Sunday, April 18, 2010
Strong Confident Women Part I
Strong Confident Women
Before we had kids I was sure I needed a son to be “complete”. This was my own naïve belief brought on by both growing up in a male chauvinistic household and my youthful ignorance. I thought there was so much I could teach a son and me being a confident guy I was sure I could be that strong but supportive father that I knew was so important. I could also teach a boy to love women yet to respect them at the same time. My personal belief is that the men that get in trouble in this world never learned to respect women and in turn they don’t respect the world around them. So I was the perfect guy to raise the perfect son…so I thought!
When my wife Laura first became pregnant I was really hoping for a son. But soon that would all change when we were told about concerns with her pregnancy. After some routine blood tests our doctor told us there was a chance our child could be mentally retarded (yes that is what they called it 22 years ago) and I was scared to death. I already had worries about being a good father and this type of handicap made me wonder if I was tough enough for this level of trials. The fear associated with this possibility hit me very hard and made me feel not only afraid but helpless. So we were both relieved beyond belief when our doctor said it was a false alarm and our baby girl was perfectly normal. It was at that moment that my first child being a son didn’t really matter anymore. You know that old saying as long as they have ten fingers and ten toes? It’s true.

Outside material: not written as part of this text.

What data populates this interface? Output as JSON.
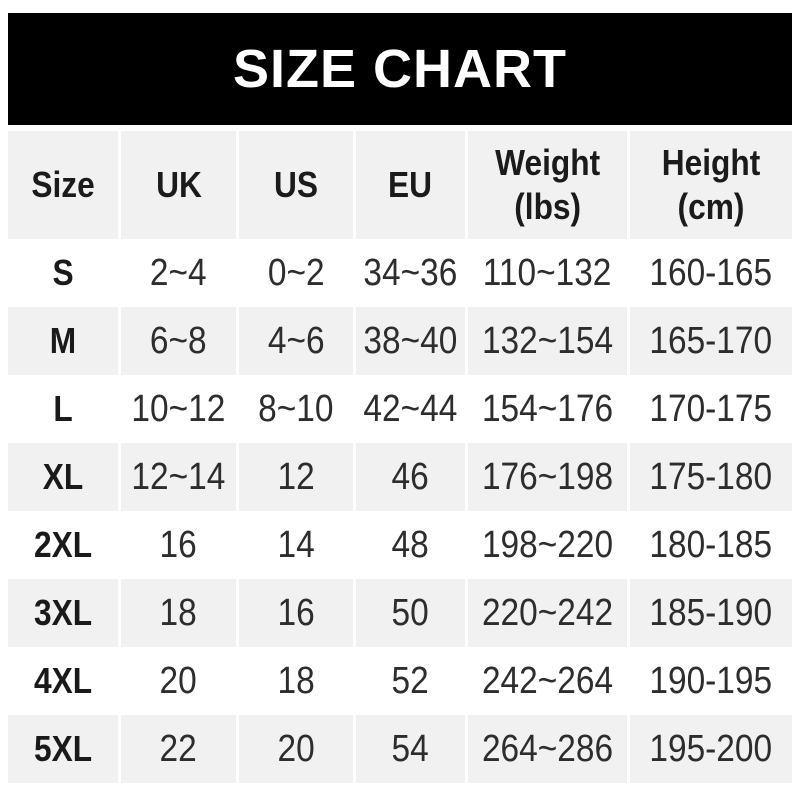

Maddie was born very true to her nature and she demanded much of our attention. Laura’s labor lasted 19 hours and much of it was what they call “back labor”. Laura had previously made the decision to have a natural child birth with no drugs but I think she ended up regretting that choice later. Me? I could have never done it. You have probably heard that joke that if men had the babies there wouldn’t be any? I really believe that. Laura spent hours on her hands and knees trying to get pain relief as I massaged her back. I later would joke with her that she had the easy part. She got rest on the table while I HAD TO stand and rub her back for hours and hours. I just don’t know why she doesn’t think I am funny.
After being up all night and knowing that mom and baby were fine I decided to go home, grab a couple hours of sleep and a shower before I brought the girls home. As I was getting ready to walk out the door on my way back to the hospital I had one of the most significant yet surreal thoughts of my life up to that point. I realized that when I returned to my house just a few hours later I would be bringing home someone I would be responsible for, for the rest of my life. This hit me like a ton of bricks. It was at this moment I began to appreciate my role as the father of a daughter.
Three years later Katie was born. Laura had experienced the natural child birth experience and once was enough. This time an epidural was on the must have list. And boy (excuse the term), what a difference drugs made. During her labor Laura chatted. She played games. She even napped. And before she knew it, it was time for Laura to push and our little bald baby was born. Another girl! At first I was a little disappointed foolishly holding on to the hope for a boy. But that feeling soon faded as I realized I liked the idea of being the father of girls, as in plural. Laura’s doctor teased me saying that when I become an old man a son would just lock me in the nursing facility but daughters would take me into their home and take care of their daddy. I am hoping there is some truth to that.
Seventeen months later Mackenzie came to this world very similar to how she lives her life today…big and bold. We rushed to the hospital beginning to understand that Mac was not the patient type. Little did we know that it would only be 45 minutes later she would arrive. And when we did meet her for the first time she made sure every human being in the hospital could hear her scream. I have two other daughters. I know what it’s like to have girls and what they sound like. They are soft and sweet and delicate. Who the hells baby is that? This one was different. But it was at this point I knew it was wonderful to be the father of three wonderfully different girls. And I was very glad Mackenzie was a girl. It was now I was figuring how I could make a difference being the father of three girls, helping them become strong. Besides a boy would have just screwed up the mix…AND he would have looked ridiculous in all those hand me down dresses we had in our closets. By the way, thanks for all those pretty little dresses, Grandma.
I have always thought women are special. They are just possibly God’s greatest creation. Is there anything as wonderful as when we men first discover how soft a woman’s skin is? Or seeing the sparkle in the special girl’s eye? How about how the smile of the woman you love can melt most any man’s heart? I have always told my girls that a man should treat them like they are precious gems and if they don’t, get rid of them. Don’t get me wrong I think women need to be strong and independent all on their own. Their self worth should not be tied to how a man treats them or what he thinks of her. They do not need men to be confident but men need to respect them. The way I was raised helped teach me it was my job to open the door for any woman I was with but I also think this came natural for me. I always understood that I could honor women as an equal AND open the door for them. Or by bringing them flowers for no reason other than to show my affection. I wanted my daughters to find someone that would make them feel as beautiful inside as they are on the outside. I realized the way to do this was to raise them to be strong and confident. This became my job.